こういうバタバタしてきた時というのは、「アレやってからコレ!」と厳しい命令口調で矢継ぎ早に指示を出すのが普通だと思います。しかし、この店主さんは「まずオーダーをお聞きしてください。次に○○の準備をしてください。それが終わったところで一旦声をかけてください。」と丁寧語で非常にわかりやすい指示を出されていたのです。

余談ですが、お客の前で他の店員さんを叱っていたり、声高に注意するのを見せられると、私はゲンナリして席を立ってしまいたくなります。あれは、「裏でやってくれませんかね?」と言って良いものなのかどうか、いつも悩むのですが、どうなんでしょうね?

さて、驚いたので思わず「随分丁寧な指示出しですねぇ」と話しかけてしまったところ、事も無げに「彼は一緒にお店を支えてくれている仲間ですからね!」との言葉。店主とアルバイトという上下の関係ではないからこそ言える一言だと感じました。きっとアルバイトの方の心中に「偉そうに!」とか「この忙しいのにそんなにいっぺんにできるか!」とか、そういう感情は一切無かっただろうと思います。

雇っている人と雇われている人、上司と部下といった上下関係や、営業さんと事務仕事をなされている方の、どちらがより秀でているか、会社の役に立っているかといったいがみ合った関係の形になると、ついつい優位な者は下位な者に対して、一方はもう一方に対して、高圧的な物言いをしてしまいがちなものではないかと思います。事実、酒の席を考えてみると、「あんな言い方をされなきゃいけないのか!!」等と怒っている人を見かけたことありませんか?

高圧的な物言いをする人に、好意を抱き、同じ目標に対し協力しようと思える聖人君子はおいそれといるものではないでしょう。これは、部や課といったチーム単位で働く歳、マイナスに作用してしまいかねません。

もちろん叱責されたことをキッカケに奮起するというタイプの人もいるとは思いますが、理不尽に感じる叱責を奮起のキッカケにするということは、「いずれ相手を叩き潰してやる!」というネジ曲がったヤル気になってしまうこともあるかもしれません。このヤル気の結果、数字は上がるかもしれませんが、その先にハッピーエンドが待っているとは、私にはちょっと思えません。

感情の赴くまま、相手を罵り貶めるのは簡単ですが、相手を尊重するというのは難しいことです。が、このラーメン店の店主さんの言葉遣いに込められた心がけと工夫は、相手の気持ちを汲みつつ、お客さんにも不快な思いをさせることもない、非常に優れたものではないかと思います。

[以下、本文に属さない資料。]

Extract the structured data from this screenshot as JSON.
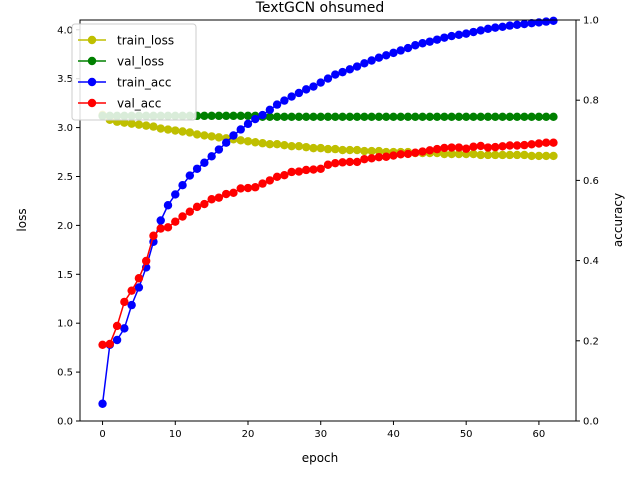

相手を尊重し、ほんの少し言葉遣いを変えるだけで、相手に嫌な感情を抱かせることなく、気持よく働く環境・関係というのは構築できるものなのかもしれません。チームがいまいち上手く機能していないと思われているようであれば、日頃の言葉遣いはどうだったか、相手に嫌な思いをさせてしまってはいないかということをチェックしてみる価値は十分にあると思います。